I am new to this forum and somewhat new to maintaining all of my small engine items and have taken a fancy to it! I can pretty easily get information on all of my small engine equipment except for my generator.

As listed in the title I have a Duromax XP10000EH dual fuel generator. I really am fond of the thing! It has served very well to run my house in the 5-10 power outages we get here each year. It successfully powers my central air and pretty much anything else I throw at it.

I recently tried to find anything that lists the intake and exhaust clearances and couldn't come across anything online. I did find one post from generatorgurus.com that listed the 10000e clearances were .015 intake and .015 or .020 for exhaust. I want to do my due diligence and try to confirm that and not just take 1 random post for the absolute answer. 
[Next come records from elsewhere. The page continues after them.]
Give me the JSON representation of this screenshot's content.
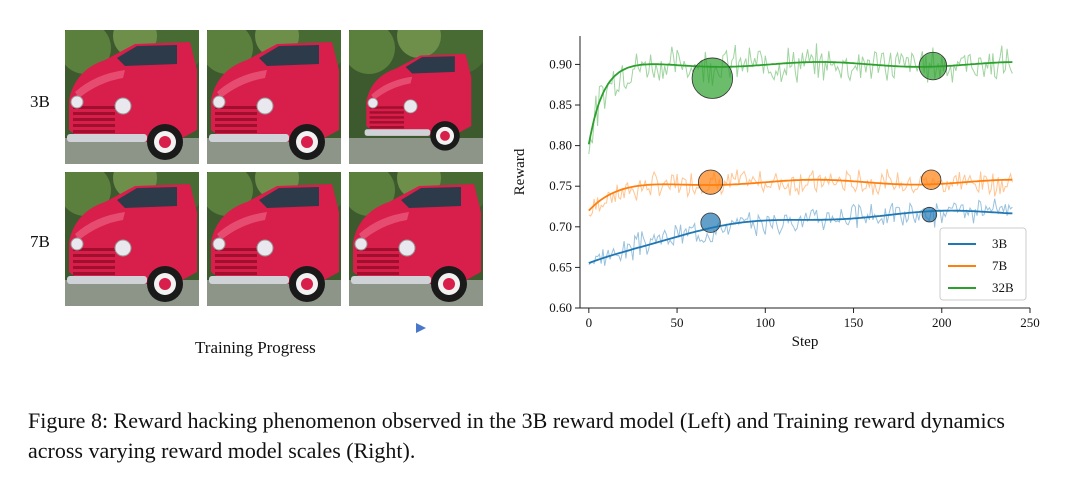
{
  "figure": {
    "row_labels": [
      "3B",
      "7B"
    ],
    "progress_label": "Training Progress",
    "caption": "Figure 8: Reward hacking phenomenon observed in the 3B reward model (Left) and Training reward dynamics across varying reward model scales (Right).",
    "colors": {
      "truck_red": "#d81e4a",
      "arrow_start": "#5fd0a8",
      "arrow_end": "#4a78c8"
    },
    "image_grid": {
      "rows": 2,
      "cols": 3,
      "image_alt": "red vintage pickup truck"
    }
  },
  "chart_data": {
    "type": "line",
    "title": "",
    "xlabel": "Step",
    "ylabel": "Reward",
    "xlim": [
      -5,
      250
    ],
    "ylim": [
      0.6,
      0.935
    ],
    "xticks": [
      0,
      50,
      100,
      150,
      200,
      250
    ],
    "yticks": [
      0.6,
      0.65,
      0.7,
      0.75,
      0.8,
      0.85,
      0.9
    ],
    "legend_position": "bottom-right",
    "series": [
      {
        "name": "3B",
        "color": "#1f77b4",
        "start": 0.655,
        "plateau": 0.72,
        "rate": 0.015,
        "noise": 0.012,
        "seed": 3
      },
      {
        "name": "7B",
        "color": "#ff7f0e",
        "start": 0.718,
        "plateau": 0.755,
        "rate": 0.06,
        "noise": 0.012,
        "seed": 7
      },
      {
        "name": "32B",
        "color": "#2ca02c",
        "start": 0.8,
        "plateau": 0.9,
        "rate": 0.12,
        "noise": 0.018,
        "seed": 32
      }
    ],
    "steps": 240,
    "highlights": [
      {
        "series": "32B",
        "x": 70,
        "y": 0.883,
        "r": 0.025,
        "color": "#2ca02c"
      },
      {
        "series": "32B",
        "x": 195,
        "y": 0.898,
        "r": 0.017,
        "color": "#2ca02c"
      },
      {
        "series": "7B",
        "x": 69,
        "y": 0.755,
        "r": 0.015,
        "color": "#ff7f0e"
      },
      {
        "series": "7B",
        "x": 194,
        "y": 0.758,
        "r": 0.012,
        "color": "#ff7f0e"
      },
      {
        "series": "3B",
        "x": 69,
        "y": 0.705,
        "r": 0.012,
        "color": "#1f77b4"
      },
      {
        "series": "3B",
        "x": 193,
        "y": 0.715,
        "r": 0.009,
        "color": "#1f77b4"
      }
    ]
  }
}
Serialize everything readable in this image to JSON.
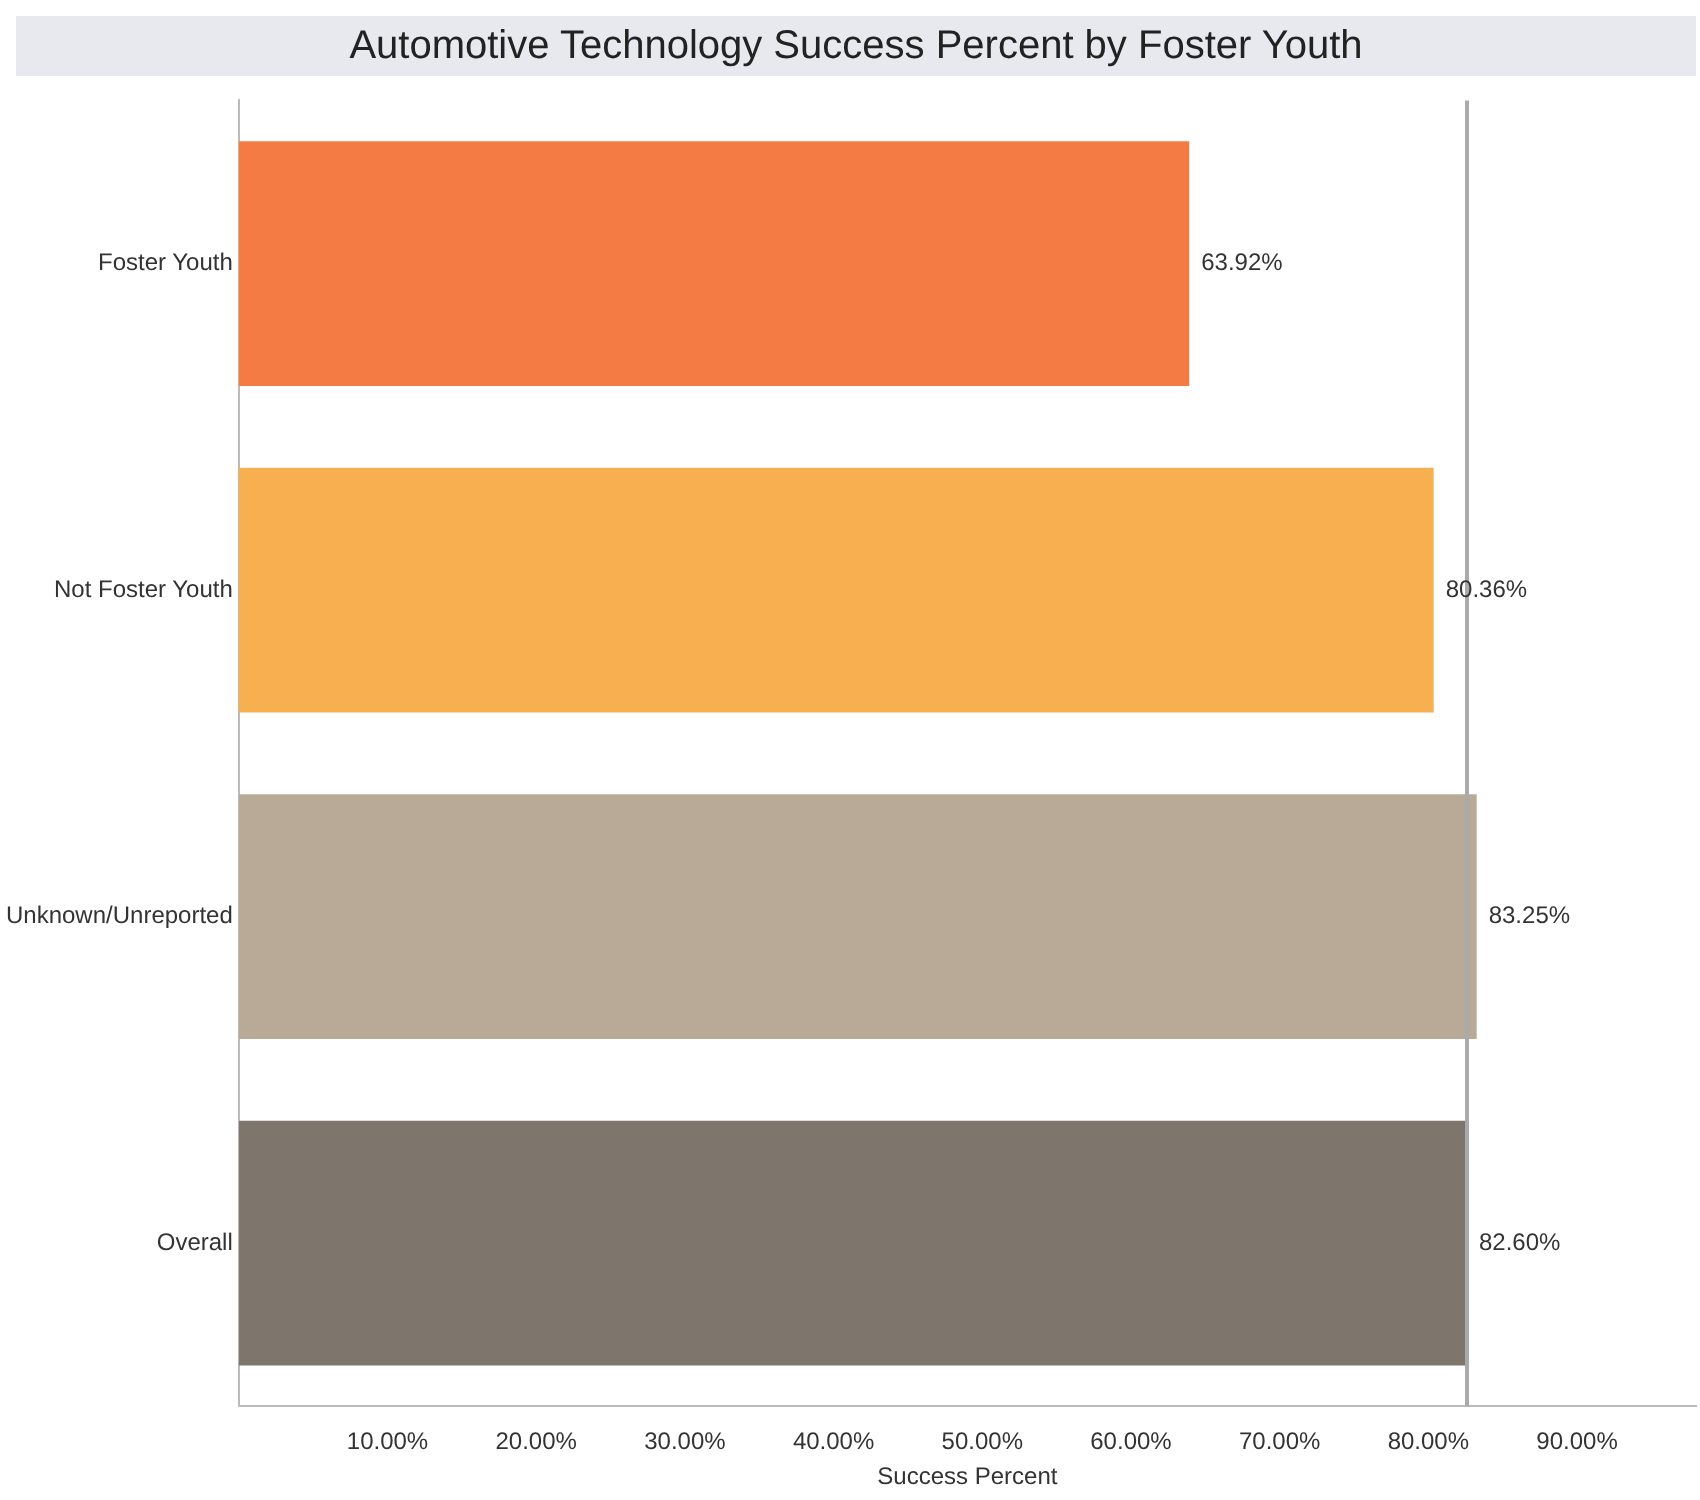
{
  "chart_data": {
    "type": "bar",
    "orientation": "horizontal",
    "title": "Automotive Technology Success Percent by Foster Youth",
    "xlabel": "Success Percent",
    "categories": [
      "Foster Youth",
      "Not Foster Youth",
      "Unknown/Unreported",
      "Overall"
    ],
    "values": [
      63.92,
      80.36,
      83.25,
      82.6
    ],
    "colors": [
      "#f47b43",
      "#f8af4f",
      "#b9aa97",
      "#7e766c"
    ],
    "value_labels": [
      "63.92%",
      "80.36%",
      "83.25%",
      "82.60%"
    ],
    "xlim": [
      0,
      98
    ],
    "xticks": [
      {
        "value": 0,
        "label": null
      },
      {
        "value": 10,
        "label": "10.00%"
      },
      {
        "value": 20,
        "label": "20.00%"
      },
      {
        "value": 30,
        "label": "30.00%"
      },
      {
        "value": 40,
        "label": "40.00%"
      },
      {
        "value": 50,
        "label": "50.00%"
      },
      {
        "value": 60,
        "label": "60.00%"
      },
      {
        "value": 70,
        "label": "70.00%"
      },
      {
        "value": 80,
        "label": "80.00%"
      },
      {
        "value": 90,
        "label": "90.00%"
      }
    ],
    "ref_lines": [
      {
        "axis": "x",
        "value": 82.6,
        "color": "#aaaaaa"
      }
    ],
    "grid": false,
    "legend": false
  }
}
Any assistance would be fantastic if anyone happens to know. I have also sent an email off to duromax support to see what information they have and I will post it here when I get a response from them.


----------



## tabora (Sep 6, 2018)

Deleted - OP updated info below...


----------



## sportplumber (Nov 16, 2019)

The Westinghouse version has specs on page 29 of the manual https://cdn.westinghouseoutdoorpower.com/owners_manuals/WGen7500DF_manual_web.pdf

I think all these engines are made in the same Chinese factory like Ducar, so could be the same. Duromax specs the engine displacement at 440 while Westinghouse says 420 or the lager 457 @18HP.
So could be a different engine but they sure look similar. I have had pretty good response from Duromax support on the phone.


----------



## bduff1234 (Nov 16, 2019)

I got a reply back from a technical support team representative at Duromax and the rep stated that the tdc valve clearances / valve lash should be .006 for intake and .008 for exhaust.

So just in case anyone else is searching but can’t find it, there it is. 

I do have to say that I emailed Duromax on Saturday (when they were closed) and they responded by 3 pm Monday! Quite surprised at the turnaround and I was not expecting the quick response from them, so that’s a plus!


----------